L’ex direttore del Tg4, Emilio Fede, è stato arrestato mentre si trovava in un ristorante a Napoli. Fede era a cena con la moglie, Diana De Feo, in un ristorante sul lungomare di via Partenope, secondo quanto rivela il Roma. Era appena arrivato da Milano per festeggiare con la moglie il suo compleanno: compirà 89 anni il 24 giugno. Quando si trovava a cena sono arrivati i carabinieri in borghese che sono entrati nel locale e lo hanno invitato a rientrare in hotel: l'arresto è avvenuto in un clima di tranquillità e senza tensioni. Fede è accusato di evasione dagli arresti domiciliari, avendo lasciato la sua abitazione di Milano. Lì, infatti, ha scontato sette mesi ma deve ancora completare la pena con quattro anni di servizi sociali. Fede avrebbe comunicato il suo viaggio a Napoli, informando i carabinieri di Segrate, ma partendo prima di aver ricevuto l'autorizzazione. Il suo rientro a Milano era previsto per giovedì prossimo.

Perché è stato arrestato Fede

La richiesta di arresto nasce dal fatto che Fede, pur avendo chiesto l’autorizzazione al giudice del tribunale di sorveglianza di Milano, non avrebbe atteso il via libera prima di partire per Napoli.

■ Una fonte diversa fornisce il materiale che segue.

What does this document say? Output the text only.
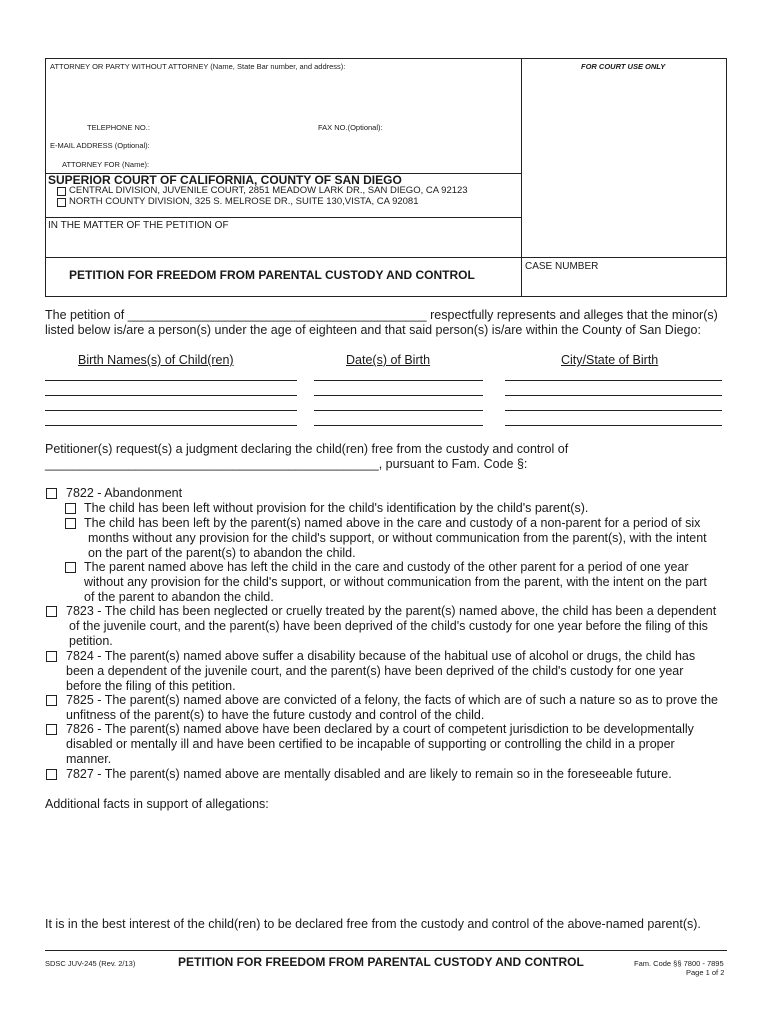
ATTORNEY OR PARTY WITHOUT ATTORNEY (Name, State Bar number, and address):	FOR COURT USE ONLY
TELEPHONE NO.:	FAX NO.(Optional):
E-MAIL ADDRESS (Optional):
ATTORNEY FOR (Name):
SUPERIOR COURT OF CALIFORNIA, COUNTY OF SAN DIEGO
CENTRAL DIVISION, JUVENILE COURT, 2851 MEADOW LARK DR., SAN DIEGO, CA 92123
NORTH COUNTY DIVISION, 325 S. MELROSE DR., SUITE 130,VISTA, CA 92081
IN THE MATTER OF THE PETITION OF
PETITION FOR FREEDOM FROM PARENTAL CUSTODY AND CONTROL
CASE NUMBER
The petition of ___________________________________________ respectfully represents and alleges that the minor(s)
listed below is/are a person(s) under the age of eighteen and that said person(s) is/are within the County of San Diego:
Birth Names(s) of Child(ren)	Date(s) of Birth	City/State of Birth
Petitioner(s) request(s) a judgment declaring the child(ren) free from the custody and control of
________________________________________________, pursuant to Fam. Code §:
7822 - Abandonment
The child has been left without provision for the child's identification by the child's parent(s).
The child has been left by the parent(s) named above in the care and custody of a non-parent for a period of six
months without any provision for the child's support, or without communication from the parent(s), with the intent
on the part of the parent(s) to abandon the child.
The parent named above has left the child in the care and custody of the other parent for a period of one year
without any provision for the child's support, or without communication from the parent, with the intent on the part
of the parent to abandon the child.
7823 - The child has been neglected or cruelly treated by the parent(s) named above, the child has been a dependent
of the juvenile court, and the parent(s) have been deprived of the child's custody for one year before the filing of this
petition.
7824 - The parent(s) named above suffer a disability because of the habitual use of alcohol or drugs, the child has
been a dependent of the juvenile court, and the parent(s) have been deprived of the child's custody for one year
before the filing of this petition.
7825 - The parent(s) named above are convicted of a felony, the facts of which are of such a nature so as to prove the
unfitness of the parent(s) to have the future custody and control of the child.
7826 - The parent(s) named above have been declared by a court of competent jurisdiction to be developmentally
disabled or mentally ill and have been certified to be incapable of supporting or controlling the child in a proper
manner.
7827 - The parent(s) named above are mentally disabled and are likely to remain so in the foreseeable future.
Additional facts in support of allegations:
It is in the best interest of the child(ren) to be declared free from the custody and control of the above-named parent(s).
SDSC JUV-245 (Rev. 2/13)	PETITION FOR FREEDOM FROM PARENTAL CUSTODY AND CONTROL	Fam. Code §§ 7800 - 7895
Page 1 of 2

Per questo il giudice ha deciso per l’arresto avvenuto nel ristorante sul lungomare di Napoli quando l’ex giornalista era in compagnia della moglie, tornata a casa sotto shock. Ora Fede sarebbe bloccato nel suo albergo nel capoluogo campano, in attesa della decisione del giudice che dovrebbe arrivare nella mattinata di martedì.

Perché Fede è ai domiciliari: la condanna per il caso Ruby bis

Fede si trova ai domiciliari dopo la condanna in via definitiva a quattro anno e sette mesi per il caso Ruby bis. Il tribunale di sorveglianza di Milano aveva deciso a ottobre di accogliere l’istanza dell’ex giornalista che chiedeva di non andare in carcere in quanto soffre di “alcune patologie”. Secondo i giudici per Fede andare in carcere avrebbe voluto dire essere sottoposto a una “enorme sofferenza”. Già prima della decisione del tribunale di sorveglianza la procura di Milano aveva concesso a Fede la sospensione dell’ordine di carcerazione con differimento della pena, misura concessa per l’età dell’ex direttore del Tg4 e per il tipo di reato per cui è stato condannato. A Fede veniva contestato il reato di favoreggiamento della prostituzione, in seguito alle indagini sulle serate a luci rosse nella villa di Silvio Berlusconi ad Arcore.